O curador Agnaldo Farias diz que a 29ª Bienal de São Paulo tem poesia e política como motrizes
Paula Alzugaray
LUGAR DE DEBATE
Farias: “Política não é espaço, é prática”
Com o sugestivo título “Há sempre um copo de mar para um homem navegar”, verso emprestado de obra do poeta Jorge de Lima, a 29ª Bienal de São Paulo prepara-se para içar velas. Quando inaugurar em 25 de setembro, apresentando cerca de 200 obras de 148 artistas, quer não apenas espraiar seus efeitos nos visitantes da exposição, mas deixar marcas na sociedade, atingindo 40 mil professores de escolas públicas paulistas.
“A Bienal não é apenas sobre arte e política. Ela é um espaço político”, diz Agnaldo Farias, no leme do projeto, ao lado de Moacir dos Anjos.
Há um norte magnético para definir o conceito de “arte e política”?
Nossa ideia é criar um conceito-arquipélago, sem bordas nítidas.
Queremos escapar de uma noção literal do binômio “arte e política”, associada a uma tradição realista, e recuperar uma outra compreensão, de uma arte mais experimental, que ataca no âmbito da linguagem, levando a novas formas de sociabilidade e de compreensão do objeto artístico. Passamos por cima da tradição figurativa e dela só recuperamos o Goeldi, pelo inesperado que ele é. Porque ele faz um Brasil lúgubre, sombrio, faz uma desmontagem de uma certa noção de Brasil.
Associa-se à obra “Invenção de Orfeu”, de Jorge de Lima, a noção de hipertexto, polifonia. A diversidade é uma bandeira política da exposição?
Política é fundamentalmente isto. Contra o discurso monotônico, é o afloramento das mais diferentes vozes. É a tentativa de acordo, não de consenso. Isto está patente na própria estrutura da Bienal, que é toda multifacetada. A expografia cria toda uma tortuosidade, cheia de pontos de vista, angulações, com uma surpresa a cada passo. Cria praças, cubículos, vielas, passagens e o convívio de múltiplas
expressões. De pintura a instalação sonora. Há também os “terreiros”, que vão funcionar como respiros, espaços de repouso, paragens. Está evidente no espaço essa busca da diversidade, da polifonia da poesia. A Bienal tem a poesia como primado, sua guia, motriz.

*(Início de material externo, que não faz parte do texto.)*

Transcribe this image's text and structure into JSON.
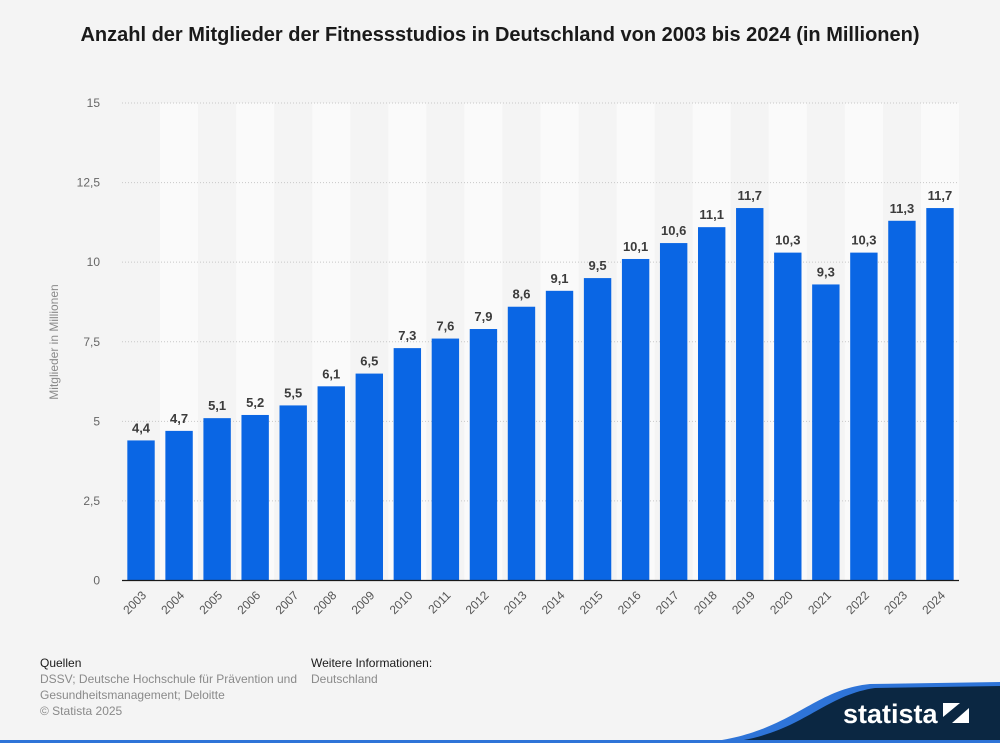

Na Bienal anterior, “praças públicas” foram criadas para promover um encontro entre arte e público que, afinal, não aconteceu. Qual a diferença entre o terreiro e a praça pública?
A diferença é a demarcação. A praça remete ao ágora da pólis grega. A ideia de terreiro é eminentemente luso-brasileira, tem um dado do religioso, do profano, da dança. O terreiro é um espaço de resistência, tanto quanto o drible no futebol. A própria alegria é uma resistência.
O terreiro está em toda parte. Você o ilumina e o ocupa. A política não é um espaço, é uma prática. Estamos aqui propiciando espaços, mas, se eles não são usados, nada acontece.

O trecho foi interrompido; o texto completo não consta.